Watts’s elegant story and Yum’s soft, radiant art combine to make the book wrenching, hopeful and lovely in equal measure.
—New York Times Book Review
This gentle, compassionate immigration narrative shows the difficulties of adapting to a new culture. Unlike most picture books on the subject, its setting is contemporary and its intergenerational story reflects the struggles of several family members. Scenes in Korea are written in past tense, but once the setting shifts to America, present tense adds immediacy to the simply worded, effective storytelling. Yum, a Korean artist who moved to America, contributes sensitive and expressive watercolor illustrations. A perceptive portrayal of an important American experience.

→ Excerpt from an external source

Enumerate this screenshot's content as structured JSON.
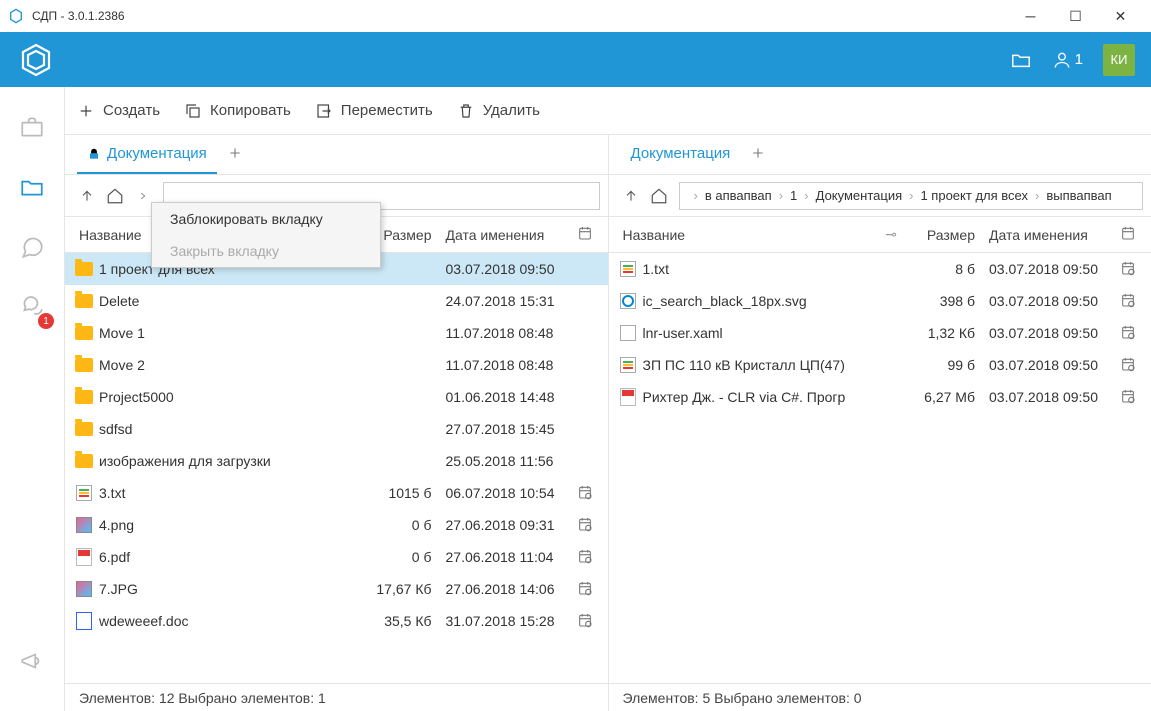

—Booklist (starred review)
Closely observed and greatly moving, Watts’s (Kizzy Ann Stamps) story is a useful springboard for discussions about difference and tolerance.
—Publishers Weekly (starred review)
Moving from Korea to West Virginia, a young boy leaves the familiar behind…Watts’ clear storytelling successfully conveys Hee Jun’s emotional journey to readers, and Yum’s emotive illustrations sensitively complement the text. Immigrant children will relate to the head-spinning switch from ordinary to different, and their classmates might better understand the emotional impact of moving to a foreign land.
This immigration story, paired with Irena Kobald’s My Two Blankets, can offer readers who feel different and alone hope that things will get better, and may encourage others to help them on their way. The lengthy text paints a realistic picture of difficulties faced by a family striving to make a new start, and the positive resolution is quietly satisfying.
—School Library Journal
Watts presents an emotionally credible account of what life can be like for newcomers to a place and sensitively portrays Hee Jun’s experiences…Yum’s tidy watercolor illustrations feature her usual rosy-cheeked figures, and the art skill- fully conveys emotion, increasing the amount of background detail and using an ever-livelier palette as Hee Jun gradually settles into American life. Use possibilities abound for this thoughtful and thought-provoking title.
—Bulletin of the Center for Children’s Books
The soft colorful pictures connect beautifully to the emotions and relationships of the characters. This story is a great jumping-off point for discussions around tolerance, differences, and being the new kid in school.